The article is claiming that the guy can predict which things are going to succeed and which are going to fail, not make them succeed or fail. His evidence for this is that 50% of the time, he's right (e.g. [success, success], [fail, fail] are both success conditions for him). For him to be adding any information to the system, he has to get it right more often than either choosing randomly or using a fixed zero-information strategy (always bet fail/always bet succeed). You explicitly said that the joint probability matters, but then miscalculated the joint probability of him guessing correctly by random chance.
I apologize for not making myself clear enough to communicate as effectively as might be hoped.
I wrote this below, but several things are clear here:

- This isn't a quote and should be taken with a grain of salt. Oversimplification, poor wording, and basic misunderstanding on the part of the author are at fault.

- We don't know what the models outputs are. If they are simply SUCCEED / FAIL, then yes, 50% correct is not very helpful (unless of course it is right more than 50% of the time on big winners). If the outputs are more granular (likelihood of success, expected ROI, etc), then being "right" means a lot less and, to the extent that it does mean something, being right 50% of the time is much more helpful.

Imagine being right 50% of the time guessing about getting through airport security. If you're guesses are "WILL" or "WON'T", then 50% is terrible. If you're guesses are like "through in 23 min 53 sec" then 50% is incredible. If you're guesses are like "70% of being through in 15-20 minutes", what does "right" mean?

To be fair, "wrong" is not describing everything. If it has a lot of false negatives (says "fail" when startup succeeds), but very few false positives, that would really be worth something.
Because the current rule of thumb is that ~9/10 startups fail. If you can reduce that to a 50/50 bet, you've made quite an improvement.
Not really. What the article says is, the model would predict 50% of time whether a company will fail or not, which doesn't make sense, because 50% for a binary prediction (i.e. fail or not) is exactly nothing.
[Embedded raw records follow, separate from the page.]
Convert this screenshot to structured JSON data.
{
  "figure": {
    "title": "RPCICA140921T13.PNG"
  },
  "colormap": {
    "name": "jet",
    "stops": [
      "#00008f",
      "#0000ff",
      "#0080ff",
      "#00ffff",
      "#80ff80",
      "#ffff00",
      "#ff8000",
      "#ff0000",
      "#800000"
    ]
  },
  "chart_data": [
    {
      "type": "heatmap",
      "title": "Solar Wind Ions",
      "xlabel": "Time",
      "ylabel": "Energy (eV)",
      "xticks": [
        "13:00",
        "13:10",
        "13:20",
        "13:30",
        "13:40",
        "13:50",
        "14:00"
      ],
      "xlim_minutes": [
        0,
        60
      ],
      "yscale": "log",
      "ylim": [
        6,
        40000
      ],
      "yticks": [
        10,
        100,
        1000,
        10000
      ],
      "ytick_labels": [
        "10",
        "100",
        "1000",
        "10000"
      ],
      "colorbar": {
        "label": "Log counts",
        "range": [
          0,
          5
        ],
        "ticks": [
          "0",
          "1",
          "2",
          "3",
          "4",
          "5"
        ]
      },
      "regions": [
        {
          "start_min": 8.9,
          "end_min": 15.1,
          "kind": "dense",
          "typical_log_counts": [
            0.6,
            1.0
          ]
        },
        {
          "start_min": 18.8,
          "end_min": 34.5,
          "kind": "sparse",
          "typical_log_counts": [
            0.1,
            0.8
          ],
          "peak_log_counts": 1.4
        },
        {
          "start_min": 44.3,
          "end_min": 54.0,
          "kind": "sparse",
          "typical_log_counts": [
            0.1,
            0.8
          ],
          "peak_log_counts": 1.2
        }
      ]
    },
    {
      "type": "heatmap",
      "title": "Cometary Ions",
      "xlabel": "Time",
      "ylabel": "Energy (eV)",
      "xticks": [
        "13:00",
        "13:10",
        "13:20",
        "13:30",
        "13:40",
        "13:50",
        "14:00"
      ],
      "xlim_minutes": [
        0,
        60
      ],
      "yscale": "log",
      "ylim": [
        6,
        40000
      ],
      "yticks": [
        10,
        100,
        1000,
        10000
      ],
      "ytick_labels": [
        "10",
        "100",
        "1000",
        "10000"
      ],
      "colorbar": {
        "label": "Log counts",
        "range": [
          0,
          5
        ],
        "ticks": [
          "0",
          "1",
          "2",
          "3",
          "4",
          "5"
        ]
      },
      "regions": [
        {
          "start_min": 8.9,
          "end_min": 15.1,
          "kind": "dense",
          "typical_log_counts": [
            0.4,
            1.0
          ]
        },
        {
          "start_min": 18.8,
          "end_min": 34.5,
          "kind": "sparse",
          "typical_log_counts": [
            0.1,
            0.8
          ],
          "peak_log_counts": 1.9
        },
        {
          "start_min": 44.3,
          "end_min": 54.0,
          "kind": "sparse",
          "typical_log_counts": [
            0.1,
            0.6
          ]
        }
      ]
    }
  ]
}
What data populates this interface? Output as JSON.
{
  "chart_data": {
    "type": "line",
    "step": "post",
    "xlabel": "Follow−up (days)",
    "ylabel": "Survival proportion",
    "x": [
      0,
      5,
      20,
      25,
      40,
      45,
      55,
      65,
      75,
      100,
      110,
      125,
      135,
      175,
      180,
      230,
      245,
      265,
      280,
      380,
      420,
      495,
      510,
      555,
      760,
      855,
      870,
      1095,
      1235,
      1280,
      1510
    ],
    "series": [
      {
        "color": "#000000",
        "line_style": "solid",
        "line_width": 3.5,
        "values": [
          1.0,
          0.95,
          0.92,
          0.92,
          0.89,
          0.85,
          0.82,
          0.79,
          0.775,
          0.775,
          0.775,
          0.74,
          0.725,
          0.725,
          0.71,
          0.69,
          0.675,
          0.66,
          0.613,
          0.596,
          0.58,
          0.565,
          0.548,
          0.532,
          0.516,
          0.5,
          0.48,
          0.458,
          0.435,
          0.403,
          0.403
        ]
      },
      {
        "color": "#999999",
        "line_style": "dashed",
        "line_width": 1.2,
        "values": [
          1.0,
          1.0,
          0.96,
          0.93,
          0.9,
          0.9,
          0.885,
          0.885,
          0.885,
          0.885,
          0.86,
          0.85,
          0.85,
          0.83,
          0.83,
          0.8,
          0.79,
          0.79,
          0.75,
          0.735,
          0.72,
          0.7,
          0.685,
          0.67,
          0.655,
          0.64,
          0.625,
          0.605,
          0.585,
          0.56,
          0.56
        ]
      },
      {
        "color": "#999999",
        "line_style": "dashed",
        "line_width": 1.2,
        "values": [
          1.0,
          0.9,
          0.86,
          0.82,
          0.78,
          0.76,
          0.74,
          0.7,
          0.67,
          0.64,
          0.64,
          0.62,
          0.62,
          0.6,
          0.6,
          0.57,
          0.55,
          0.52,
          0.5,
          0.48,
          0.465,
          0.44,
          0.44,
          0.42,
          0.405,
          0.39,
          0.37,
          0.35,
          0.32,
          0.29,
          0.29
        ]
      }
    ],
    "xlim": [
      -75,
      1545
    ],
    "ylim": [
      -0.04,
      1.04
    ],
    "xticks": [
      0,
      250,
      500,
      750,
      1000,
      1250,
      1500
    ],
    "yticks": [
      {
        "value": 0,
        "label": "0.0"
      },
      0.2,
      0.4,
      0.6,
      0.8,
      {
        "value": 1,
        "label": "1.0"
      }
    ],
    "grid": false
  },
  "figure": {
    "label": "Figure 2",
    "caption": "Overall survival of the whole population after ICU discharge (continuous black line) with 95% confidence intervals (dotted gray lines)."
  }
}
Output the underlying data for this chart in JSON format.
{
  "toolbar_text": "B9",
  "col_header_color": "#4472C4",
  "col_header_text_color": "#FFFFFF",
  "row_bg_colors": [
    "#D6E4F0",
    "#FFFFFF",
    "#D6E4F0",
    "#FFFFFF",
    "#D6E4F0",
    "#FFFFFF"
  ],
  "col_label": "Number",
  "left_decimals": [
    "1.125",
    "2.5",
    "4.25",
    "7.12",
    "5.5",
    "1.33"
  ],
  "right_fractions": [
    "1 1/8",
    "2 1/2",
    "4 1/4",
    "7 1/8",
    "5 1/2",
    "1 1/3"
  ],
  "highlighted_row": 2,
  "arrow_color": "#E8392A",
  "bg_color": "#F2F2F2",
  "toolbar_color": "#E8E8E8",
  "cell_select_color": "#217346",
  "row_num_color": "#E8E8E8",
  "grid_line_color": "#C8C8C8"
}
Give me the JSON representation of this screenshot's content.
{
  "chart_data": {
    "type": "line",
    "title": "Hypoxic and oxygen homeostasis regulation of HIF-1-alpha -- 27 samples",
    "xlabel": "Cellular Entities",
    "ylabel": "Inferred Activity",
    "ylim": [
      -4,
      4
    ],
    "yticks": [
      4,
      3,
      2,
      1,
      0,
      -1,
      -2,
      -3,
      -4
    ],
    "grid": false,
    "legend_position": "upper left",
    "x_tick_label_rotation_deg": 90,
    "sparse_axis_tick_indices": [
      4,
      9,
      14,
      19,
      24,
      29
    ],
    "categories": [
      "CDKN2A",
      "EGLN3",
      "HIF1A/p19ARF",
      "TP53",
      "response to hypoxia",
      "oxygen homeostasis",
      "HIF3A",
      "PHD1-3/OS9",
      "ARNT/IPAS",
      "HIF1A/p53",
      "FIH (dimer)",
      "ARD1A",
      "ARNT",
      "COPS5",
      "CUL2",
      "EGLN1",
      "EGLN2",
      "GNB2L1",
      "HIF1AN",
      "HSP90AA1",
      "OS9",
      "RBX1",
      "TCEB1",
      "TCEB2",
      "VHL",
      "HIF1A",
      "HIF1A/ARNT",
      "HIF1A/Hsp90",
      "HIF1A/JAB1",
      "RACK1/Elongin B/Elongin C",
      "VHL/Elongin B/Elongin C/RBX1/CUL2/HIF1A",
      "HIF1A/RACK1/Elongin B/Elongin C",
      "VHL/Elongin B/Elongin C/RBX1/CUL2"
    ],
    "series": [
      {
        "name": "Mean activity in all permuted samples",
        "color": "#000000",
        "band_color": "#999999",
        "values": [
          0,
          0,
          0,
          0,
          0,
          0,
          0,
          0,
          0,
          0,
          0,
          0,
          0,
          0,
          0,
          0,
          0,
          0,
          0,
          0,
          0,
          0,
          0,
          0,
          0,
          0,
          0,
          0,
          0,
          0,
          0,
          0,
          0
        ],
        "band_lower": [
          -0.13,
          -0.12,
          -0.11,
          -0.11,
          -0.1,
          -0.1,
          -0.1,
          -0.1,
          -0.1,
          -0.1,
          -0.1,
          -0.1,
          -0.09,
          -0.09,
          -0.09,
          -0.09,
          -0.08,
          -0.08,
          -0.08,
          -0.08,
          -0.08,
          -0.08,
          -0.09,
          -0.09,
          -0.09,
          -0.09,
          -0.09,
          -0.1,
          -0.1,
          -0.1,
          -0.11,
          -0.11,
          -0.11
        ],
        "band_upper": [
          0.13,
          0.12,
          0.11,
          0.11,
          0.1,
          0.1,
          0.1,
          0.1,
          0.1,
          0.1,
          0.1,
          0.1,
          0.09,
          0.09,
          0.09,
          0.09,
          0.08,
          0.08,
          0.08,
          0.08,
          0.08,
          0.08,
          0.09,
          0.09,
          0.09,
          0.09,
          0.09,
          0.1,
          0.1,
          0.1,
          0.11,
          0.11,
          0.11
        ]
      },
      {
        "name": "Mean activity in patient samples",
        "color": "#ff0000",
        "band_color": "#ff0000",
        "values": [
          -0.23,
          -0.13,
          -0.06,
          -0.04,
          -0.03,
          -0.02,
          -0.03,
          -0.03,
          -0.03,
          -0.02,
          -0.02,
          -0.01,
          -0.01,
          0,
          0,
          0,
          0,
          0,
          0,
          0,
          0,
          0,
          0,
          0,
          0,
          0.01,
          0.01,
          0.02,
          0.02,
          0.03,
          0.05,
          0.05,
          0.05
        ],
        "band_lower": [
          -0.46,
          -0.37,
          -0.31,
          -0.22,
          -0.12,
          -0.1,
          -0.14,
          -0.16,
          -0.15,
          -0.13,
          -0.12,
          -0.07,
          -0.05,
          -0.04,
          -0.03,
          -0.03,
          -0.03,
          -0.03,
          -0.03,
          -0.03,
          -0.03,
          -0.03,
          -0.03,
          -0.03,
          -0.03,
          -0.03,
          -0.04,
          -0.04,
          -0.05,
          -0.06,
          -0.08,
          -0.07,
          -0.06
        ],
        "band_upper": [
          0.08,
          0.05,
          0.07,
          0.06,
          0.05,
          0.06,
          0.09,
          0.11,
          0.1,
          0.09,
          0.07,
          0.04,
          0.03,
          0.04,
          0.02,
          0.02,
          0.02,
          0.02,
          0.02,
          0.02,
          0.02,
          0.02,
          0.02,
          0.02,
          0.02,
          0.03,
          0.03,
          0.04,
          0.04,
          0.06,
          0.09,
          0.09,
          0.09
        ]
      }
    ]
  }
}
So maybe it's just bad or confusing wording in the article, the guy actually meant to say something else.

Yeah I'm going with confusing wording, I think he meant what I said above. Not to mention he could be referring to eliminating false positives, which is slightly different to finding true positives versus true negatives.
I think it's easier to relate to a coin flip if we use an "unfair coin".

90% of the time the coin flip returns tails (aka fail).

10% of the time it returns heads (aka win).

For a given coin flip, their algorithm can predict the results 50% of the time. At this point I don't remember the calculations off the top of my head, but it involves a Binomial distribution.

Hmm, I can predict that 90% of the time, so I don't follow.
That prediction doesn't improve over the prior. So its no better than the (biased) coin flip.
> (One can simply predict "always succeeds" and will be right half the time.)

Considering most businesses fail I don't think that's quite right but I get your point.

Then one could simply predict "always fails" and be right more than half the time, which is an improvement on the 50% claimed.